06-106 シカルノチ アキコガウメル
その後、アキコ姫が産んだ
06-107 タダギネハ アマツヒコネゾ
諱タダギネはアマツヒコネである。
06-108 シカルノチ ミチコガウメル
またその後、ミチコ姫が産んだ
06-109 バラギネハ イキツヒコネゾ
バラギネはイキツヒコネである。
06-110 トヨヒメハ ネノウチメニテ
トヨ姫は北のウチ妃になり、
06-111 ヌカタダノ クマノクスヒゾ
諱ヌカタダ、クマノクスヒを産んだ。
06-112 ミコスベテ ヰヲトミメナリ
皇子は全部で五男三女である。
06-113 サノトノニ タチバナウヱテ
宮の南の殿には橘を植え
06-114 カグノミヤ キニサクラウヱ
香久の宮と名付け、東の殿には桜を植え
06-115 ウオチミヤ ミツカラマツリ
大内宮と名付け、キミは自ら政を
06-116 キコシメス アマネクタミモ
執られた。全ての民の生活も
06-117 ユタカナリ ツキヨミノツマ
豊かになった。ツキヨミの妻
06-118 イヨツヒメ ウムモチタカハ
イヨツ姫が生んだ諱モチタカは
06-119 イフキヌシ サキニタラチヲ
イフキヌシである。以前、父のイサナギ尊が
06-120 ハナキネハ ネノクニサホコ
「ハナキネはネの国とサホコを
06-121 シラスベシ イマダヒルコト
治めよ」と言われた。

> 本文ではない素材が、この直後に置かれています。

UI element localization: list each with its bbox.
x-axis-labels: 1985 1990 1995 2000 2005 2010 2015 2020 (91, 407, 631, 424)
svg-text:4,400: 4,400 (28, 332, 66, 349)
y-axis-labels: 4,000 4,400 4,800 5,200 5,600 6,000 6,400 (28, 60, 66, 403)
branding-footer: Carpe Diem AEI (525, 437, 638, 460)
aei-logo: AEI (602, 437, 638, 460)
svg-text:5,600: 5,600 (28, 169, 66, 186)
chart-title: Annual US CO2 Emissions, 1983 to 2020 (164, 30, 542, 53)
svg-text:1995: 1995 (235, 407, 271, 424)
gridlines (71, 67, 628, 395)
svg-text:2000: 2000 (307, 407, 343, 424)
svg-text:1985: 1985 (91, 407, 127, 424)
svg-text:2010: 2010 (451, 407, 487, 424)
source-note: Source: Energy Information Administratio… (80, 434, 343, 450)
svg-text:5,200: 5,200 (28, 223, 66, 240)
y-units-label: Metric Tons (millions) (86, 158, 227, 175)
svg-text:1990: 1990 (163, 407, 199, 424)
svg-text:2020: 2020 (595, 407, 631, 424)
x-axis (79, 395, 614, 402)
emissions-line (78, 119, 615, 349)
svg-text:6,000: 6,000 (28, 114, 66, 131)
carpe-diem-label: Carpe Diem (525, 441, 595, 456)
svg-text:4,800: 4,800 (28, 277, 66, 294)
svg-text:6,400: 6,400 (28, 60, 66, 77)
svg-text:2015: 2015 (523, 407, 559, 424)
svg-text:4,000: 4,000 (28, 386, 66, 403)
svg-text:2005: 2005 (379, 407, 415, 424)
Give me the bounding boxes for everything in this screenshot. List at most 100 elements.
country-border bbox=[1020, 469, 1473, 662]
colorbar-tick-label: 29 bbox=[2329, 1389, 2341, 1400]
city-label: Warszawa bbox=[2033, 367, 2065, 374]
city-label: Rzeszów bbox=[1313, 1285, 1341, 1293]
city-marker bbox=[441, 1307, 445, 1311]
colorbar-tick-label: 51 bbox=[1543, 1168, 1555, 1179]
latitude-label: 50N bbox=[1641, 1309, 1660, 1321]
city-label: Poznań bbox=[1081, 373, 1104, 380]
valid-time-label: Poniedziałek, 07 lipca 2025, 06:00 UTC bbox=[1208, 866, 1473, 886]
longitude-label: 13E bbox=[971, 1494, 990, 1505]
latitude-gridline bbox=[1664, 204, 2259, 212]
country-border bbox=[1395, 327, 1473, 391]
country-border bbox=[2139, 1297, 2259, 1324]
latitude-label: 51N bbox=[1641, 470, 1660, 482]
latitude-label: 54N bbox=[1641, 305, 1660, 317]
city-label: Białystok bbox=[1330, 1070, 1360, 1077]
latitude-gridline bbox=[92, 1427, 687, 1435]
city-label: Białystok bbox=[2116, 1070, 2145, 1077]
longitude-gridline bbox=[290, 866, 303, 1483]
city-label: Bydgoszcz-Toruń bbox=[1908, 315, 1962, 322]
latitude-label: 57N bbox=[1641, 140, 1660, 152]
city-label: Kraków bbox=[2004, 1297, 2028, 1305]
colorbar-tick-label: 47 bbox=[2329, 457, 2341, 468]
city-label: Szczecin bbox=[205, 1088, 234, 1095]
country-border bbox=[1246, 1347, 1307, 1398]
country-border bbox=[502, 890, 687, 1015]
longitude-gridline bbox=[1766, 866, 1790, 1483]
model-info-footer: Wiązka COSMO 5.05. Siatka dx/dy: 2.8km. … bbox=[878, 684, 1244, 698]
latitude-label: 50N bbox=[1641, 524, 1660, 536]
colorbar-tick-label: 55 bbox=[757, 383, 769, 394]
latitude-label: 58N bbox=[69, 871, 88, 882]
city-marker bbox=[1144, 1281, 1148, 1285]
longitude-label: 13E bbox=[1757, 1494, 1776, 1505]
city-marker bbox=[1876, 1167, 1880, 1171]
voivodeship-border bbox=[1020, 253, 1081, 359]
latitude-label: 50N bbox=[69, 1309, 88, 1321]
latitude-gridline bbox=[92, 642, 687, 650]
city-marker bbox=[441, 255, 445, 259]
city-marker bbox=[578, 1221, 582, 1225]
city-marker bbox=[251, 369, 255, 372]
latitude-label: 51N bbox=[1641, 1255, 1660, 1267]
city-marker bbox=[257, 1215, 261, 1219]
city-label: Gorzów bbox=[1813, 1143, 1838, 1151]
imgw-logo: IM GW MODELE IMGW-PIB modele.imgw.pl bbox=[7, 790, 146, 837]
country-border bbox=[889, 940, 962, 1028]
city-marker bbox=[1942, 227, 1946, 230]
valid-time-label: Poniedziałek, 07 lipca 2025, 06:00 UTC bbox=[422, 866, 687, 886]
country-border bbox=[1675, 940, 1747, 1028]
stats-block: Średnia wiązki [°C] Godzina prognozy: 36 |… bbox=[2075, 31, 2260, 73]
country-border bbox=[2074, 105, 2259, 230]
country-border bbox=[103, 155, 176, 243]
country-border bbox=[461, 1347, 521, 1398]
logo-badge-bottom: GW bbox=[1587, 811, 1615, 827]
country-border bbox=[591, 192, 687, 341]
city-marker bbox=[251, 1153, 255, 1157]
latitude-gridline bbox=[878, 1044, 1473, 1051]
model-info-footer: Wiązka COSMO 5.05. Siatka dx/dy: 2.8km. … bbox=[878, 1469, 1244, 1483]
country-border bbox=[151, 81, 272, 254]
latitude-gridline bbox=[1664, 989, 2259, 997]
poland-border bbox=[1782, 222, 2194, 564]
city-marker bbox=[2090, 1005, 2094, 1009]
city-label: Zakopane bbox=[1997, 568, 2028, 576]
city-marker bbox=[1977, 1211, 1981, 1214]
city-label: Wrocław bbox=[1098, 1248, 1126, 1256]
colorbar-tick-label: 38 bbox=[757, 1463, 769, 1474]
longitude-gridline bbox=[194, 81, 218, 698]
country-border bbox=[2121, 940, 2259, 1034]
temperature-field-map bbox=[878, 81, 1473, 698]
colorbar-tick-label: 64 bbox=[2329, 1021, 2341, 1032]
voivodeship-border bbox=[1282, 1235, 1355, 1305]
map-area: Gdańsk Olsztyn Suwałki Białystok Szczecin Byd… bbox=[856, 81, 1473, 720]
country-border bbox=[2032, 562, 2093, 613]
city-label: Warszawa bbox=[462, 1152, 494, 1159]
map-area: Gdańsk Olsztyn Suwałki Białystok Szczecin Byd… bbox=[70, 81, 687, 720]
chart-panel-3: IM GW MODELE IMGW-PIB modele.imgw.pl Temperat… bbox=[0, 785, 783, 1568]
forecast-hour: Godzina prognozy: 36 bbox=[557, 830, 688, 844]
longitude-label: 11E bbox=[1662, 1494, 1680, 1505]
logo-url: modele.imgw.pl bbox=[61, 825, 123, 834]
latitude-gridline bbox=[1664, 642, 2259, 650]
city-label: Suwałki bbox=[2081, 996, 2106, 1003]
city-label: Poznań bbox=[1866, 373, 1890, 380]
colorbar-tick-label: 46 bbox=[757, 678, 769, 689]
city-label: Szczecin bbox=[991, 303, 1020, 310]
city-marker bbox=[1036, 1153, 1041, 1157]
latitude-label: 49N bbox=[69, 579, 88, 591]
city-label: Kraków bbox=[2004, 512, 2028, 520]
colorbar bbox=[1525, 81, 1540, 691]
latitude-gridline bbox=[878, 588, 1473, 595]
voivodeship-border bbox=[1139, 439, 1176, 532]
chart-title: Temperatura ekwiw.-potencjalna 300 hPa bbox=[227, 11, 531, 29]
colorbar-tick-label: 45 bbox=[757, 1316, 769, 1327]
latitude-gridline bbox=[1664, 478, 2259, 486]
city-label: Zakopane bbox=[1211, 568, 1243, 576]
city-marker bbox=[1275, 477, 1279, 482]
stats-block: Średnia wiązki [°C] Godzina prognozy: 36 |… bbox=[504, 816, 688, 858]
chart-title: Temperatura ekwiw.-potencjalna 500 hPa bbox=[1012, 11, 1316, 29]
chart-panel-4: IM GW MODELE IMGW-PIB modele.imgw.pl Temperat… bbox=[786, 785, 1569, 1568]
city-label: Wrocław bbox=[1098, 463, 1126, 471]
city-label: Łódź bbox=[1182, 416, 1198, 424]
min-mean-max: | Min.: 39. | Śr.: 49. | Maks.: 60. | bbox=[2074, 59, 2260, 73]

ハナキネは未だに姉のヒルコ姫と
ミクマノノ トミガタスケテ
熊野の宮の臣に補佐されていたが、
【ミクマノ】 熊野の宮はイサナミ尊の宮。
ノチノキミ ナチノワカミコ
後にはサホコのキミになった。那智の若皇子
【ナチノワカミコ ヌカタダヨ】 「イマダヒルコト」から「ヌカタダヨ」までをひと続きとして読むと、ハナキネが「ノチノキミ」となるのをヒルコ姫と共に補佐したのがヌカタダのように読めるが、ヌカタダはハナキネの甥で、ハナキネの年齢を考えると補佐するには若すぎるように思う。そこで、「ノチノキミ」で文を切って、後の文を「イサナミを祭るクマノカミはヌカタダだ」と読むことにするが、「ヌカタダヨ」の「ヨ」の用法がよく分からない。
06-124 ヌカタダヨ イサナミマツル
ヌカタダはイサナミを
クマノカミ シコメガシヰオ
熊野の神として祭った。それは醜女のシヰを
【シコメガシヰ】 シヰはタマシヰ(魂)のシヰ。タマは天界から降ろされたもので良心など善の部分、シヰはもともと地上にある欲などの醜い部分と考えられていた。
06-126 カラスカミ マツレハクロキ
枯らす神でもある。ヌカタタが祭ると黒い
06-127 トリムレテ カラストナツク
鳥が群れて来たので、その鳥をカラスと名付けた。
06-128 イサナギハ アツシレタマフ
イサナギ尊は重篤な状態になった。
ココオモテ アワチノミヤニ
ついに、アワチの宮で
【アワチノミヤ】 淡路島(兵庫県淡路市多賀)に伊弉諾神宮がある。
06-130 カクレマス コトハオワレト
亡くなられた。イサナギ尊の一生は終わったが、
06-131 イキオヒハ アメニノホリテ
その力が偉大だったので、天界にいかれた後に
ヲオカヱス アヒワカミヤニ
霊を呼び戻し、アヒ若宮に
【ヲオカエス】 「ヲ」は「緒(タマとシヰを結ぶもの、命のエネルギーのようなもの)」と解されるが、ここではイサナギ尊の「神としての力」と解し、「霊」と訳した。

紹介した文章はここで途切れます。